Rhetorical question. A question that conveys a point rather than expects an answer.

  • "How many roads must a man walk down before you can call him a man?" --Bob Dylan
  • "If we live in the nineteenth century, why should we not enjoy the advantages which the nineteenth century offers? Why should our life be in any respect provincial? If we will read newspapers, why not skip the gossip of Boston and take the best newspaper in the world at once?" --Henry David Thoreau, Walden (154-55)

Sentence openers. One way to provide variety in our writing is to experiment with the following openers (Corbett 422).


  • John fought the battle.

Expletive (both exclamatory and grammatical)

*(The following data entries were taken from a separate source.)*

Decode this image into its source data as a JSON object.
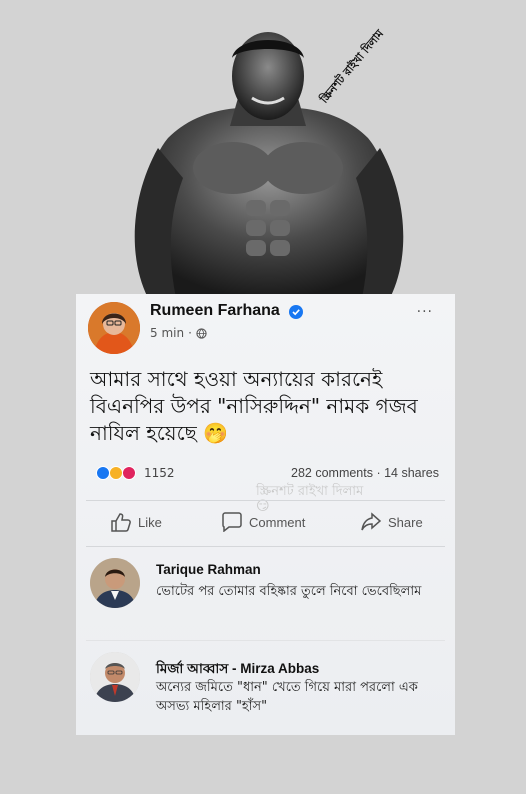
{
  "watermark_top": "স্ক্রিনশট রাইখা দিলাম",
  "post": {
    "author": "Rumeen Farhana",
    "time": "5 min",
    "more": "···",
    "text": "আমার সাথে হওয়া অন্যায়ের কারনেই বিএনপির উপর \"নাসিরুদ্দিন\" নামক গজব নাযিল হয়েছে 🤭",
    "reaction_count": "1152",
    "counts": "282 comments · 14 shares",
    "watermark": "স্ক্রিনশট রাইখা দিলাম😏",
    "actions": {
      "like": "Like",
      "comment": "Comment",
      "share": "Share"
    }
  },
  "comments": [
    {
      "name": "Tarique Rahman",
      "text": "ভোটের পর তোমার বহিষ্কার তুলে নিবো ভেবেছিলাম"
    },
    {
      "name": "মির্জা আব্বাস - Mirza Abbas",
      "text": "অন্যের জমিতে \"ধান\" খেতে গিয়ে মারা পরলো এক অসভ্য মহিলার \"হাঁস\""
    }
  ],
  "colors": {
    "verified": "#1877f2",
    "like_blue": "#1877f2",
    "love_red": "#e0245e",
    "haha_yellow": "#f7b125"
  }
}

  • Wow, that was amazing!
  • It is true that I enjoy learning this material.

Coordinate conjunction

  • But John didn't die.

Adverb (single word or clause)

  • First, John killed Luke.
  • When the ship arrived safely, the passengers lept ashore.

Conjunctive phrase

  • On the other hand, John may have known all along.

Prepositional phrase

  • By the way, John didn't cry.
  • After the game we went home.

Verbal phrase

  • To be certain, he pondered a moment before making his decision.
  • Tired but happy, the old man crossed the sea.

Absolute phrase

  • The ship having arrived safely, the passengers lept ashore.


  • Gone was the wind that had brought us here.
  • Tired is he who faithfully does all his work.